Si la raison et le bon sens, le jugement et le discernement sont des termes qui signifient encore quelque chose, je dirai que la capitalisme est insane. Je ne dirai pas à M. Rockefeller : « Je suis un rebelle. » Je lui dirai : « Je suis un homme respectable et vous pas. »
  • Utopie des usuriers, G.K. Chesterton, éd. éditions de l'Homme Nouveau, 2010  (ISBN 978-2-915988-31-4), p. 86


Et nous avons fini par nous apercevoir que le capitalisme ne sait pas plus écrire qu'il ne sait se battre, prier, se marier, faire une plaisanterie ou tout autre chose profondément humaine.
  • Utopie des usuriers, G.K. Chesterton, éd. éditions de l'Homme Nouveau, 2010  (ISBN 978-2-915988-31-4), p. 181


Quand je dis : « Capitalisme », j'entends communément quelque chose qui peut s'exprimer de la façon suivante : un ensemble de conditions économiques permettant à une classe de capitalistes, facilement reconnaissable et relativement restreinte, entre les mains de laquelle est concentrée une si grande portion du capital que la grande majorité des citoyens se voit contrainte de servir ces capitalistes en échange d'un salaire.
  • Plaidoyer pour une propriété anticapitaliste (1926), G.K. Chesterton, éd. éditions de l'Homme Nouveau, 2010  (ISBN 978-2-915988-28-4), p. 15


Pour une personne saine d'esprit, le problème de la concentration capitaliste relève du droit criminel pour ne pas dire de la démence criminelle.
  • Plaidoyer pour une propriété anticapitaliste (1926), G.K. Chesterton, éd. éditions de l'Homme Nouveau, 2010  (ISBN 978-2-915988-28-4), p. 96


David Thesmar et Augustin Landier, Le Grand méchant marché, (2007)

modifier
Cette nouvelle pensée unique qu'est la révolte contre le « grand méchant loup » du libéralisme financier résiste mal à la confrontation aux faits.

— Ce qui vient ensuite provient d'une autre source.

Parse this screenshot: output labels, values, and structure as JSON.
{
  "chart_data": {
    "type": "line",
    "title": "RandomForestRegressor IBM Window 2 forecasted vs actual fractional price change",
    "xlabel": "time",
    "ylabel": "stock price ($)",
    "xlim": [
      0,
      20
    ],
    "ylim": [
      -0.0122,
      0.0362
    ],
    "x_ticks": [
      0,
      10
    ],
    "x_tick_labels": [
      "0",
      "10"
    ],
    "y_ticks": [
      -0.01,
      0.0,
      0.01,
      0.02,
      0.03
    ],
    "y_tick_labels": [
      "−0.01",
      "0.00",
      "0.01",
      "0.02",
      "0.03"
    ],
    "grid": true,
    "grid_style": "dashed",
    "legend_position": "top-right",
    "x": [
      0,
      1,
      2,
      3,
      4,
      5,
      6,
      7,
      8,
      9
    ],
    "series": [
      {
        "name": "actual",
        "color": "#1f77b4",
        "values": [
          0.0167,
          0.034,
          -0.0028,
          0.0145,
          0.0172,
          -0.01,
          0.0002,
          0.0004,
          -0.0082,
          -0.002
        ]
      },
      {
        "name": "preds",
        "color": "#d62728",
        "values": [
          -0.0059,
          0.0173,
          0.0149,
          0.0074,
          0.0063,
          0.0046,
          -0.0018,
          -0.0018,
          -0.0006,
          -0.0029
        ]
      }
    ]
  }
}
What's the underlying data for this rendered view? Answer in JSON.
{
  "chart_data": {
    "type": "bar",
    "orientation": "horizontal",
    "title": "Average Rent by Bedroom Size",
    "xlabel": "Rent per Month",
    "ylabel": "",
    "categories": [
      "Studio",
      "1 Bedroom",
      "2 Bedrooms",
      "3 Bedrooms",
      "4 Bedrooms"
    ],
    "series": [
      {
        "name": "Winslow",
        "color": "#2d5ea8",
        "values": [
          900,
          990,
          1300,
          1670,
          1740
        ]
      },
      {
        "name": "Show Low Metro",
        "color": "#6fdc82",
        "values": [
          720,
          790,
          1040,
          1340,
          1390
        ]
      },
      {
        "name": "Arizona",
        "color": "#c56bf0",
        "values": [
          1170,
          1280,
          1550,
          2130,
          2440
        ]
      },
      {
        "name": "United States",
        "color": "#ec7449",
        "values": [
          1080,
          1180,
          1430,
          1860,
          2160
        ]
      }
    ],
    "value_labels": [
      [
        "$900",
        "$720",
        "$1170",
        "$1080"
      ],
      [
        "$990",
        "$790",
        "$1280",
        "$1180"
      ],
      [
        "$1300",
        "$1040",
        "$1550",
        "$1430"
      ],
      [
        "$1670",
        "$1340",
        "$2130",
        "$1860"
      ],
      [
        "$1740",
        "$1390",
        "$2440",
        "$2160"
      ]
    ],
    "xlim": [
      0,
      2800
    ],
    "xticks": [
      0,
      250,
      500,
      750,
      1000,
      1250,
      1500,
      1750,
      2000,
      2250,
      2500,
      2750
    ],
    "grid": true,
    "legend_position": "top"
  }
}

Le capitalisme financier n'est pas l'instrument du vieux conflit capital-travail qui hante le débat politique depuis plus d'un siècle. [..] Le capitalisme actionnarial n'induit pas non plus la myopie industrielle pour laquelle on le blâme, mais permet au contraire le financement de projets de très longue haleine. De manière générale, le constant quantitatif est univoque : la finance est l'amie de l'emploi, pas son fossoyeur.
  • Le grand méchant marché, décryptage d'un fantasme français, Augustin Landier et David Thesmar, éd. Flammarion, 2007, chap. introduction, p. 8-9


Georges Bataille, La Part maudite (1949)

modifier
… je puis dire du calvinisme ayant le capitalisme pour conséquence qu’il annonce un problème fondamental : comment l’homme pourrait-il se trouver – ou se retrouver – puisque l’action, à laquelle l’engage de quelque façon la recherche est justement ce qui l’éloigne de lui-même ?
  • La Part maudite précédé de La Notion de dépense (1949), Georges Bataille, éd. Éditions de Minuit, coll. « Critique », 2003  (ISBN 2-7073-0181-7), p. 167


Maurice G. Dantec, Le Théâtre des opérations (2002)

modifier
Le capitalisme est le système d'exploitation dont l'homme est l'ordinateur.
  • Le Théâtre des opérations (2000), Maurice G. Dantec, éd. Gallimard, coll. « Folio », 2002, p. 223


Le capitalisme fut d'abord une théorie du fonctionnement de l'économie. Cette théorie était à la fois descriptive et prescriptive [...]. Peu à peu, cependant, le capitalisme devint bien plus qu'une simple doctrine économique : il comprend désormais une éthique, un ensemble de doctrines sur la façon dont les individus doivent se conduire, éduquer leurs enfants et même penser. Son principal dogme est que la croissance économique est le bien suprême, parce que tout le reste en dépend : la justice, la liberté et même le bonheur.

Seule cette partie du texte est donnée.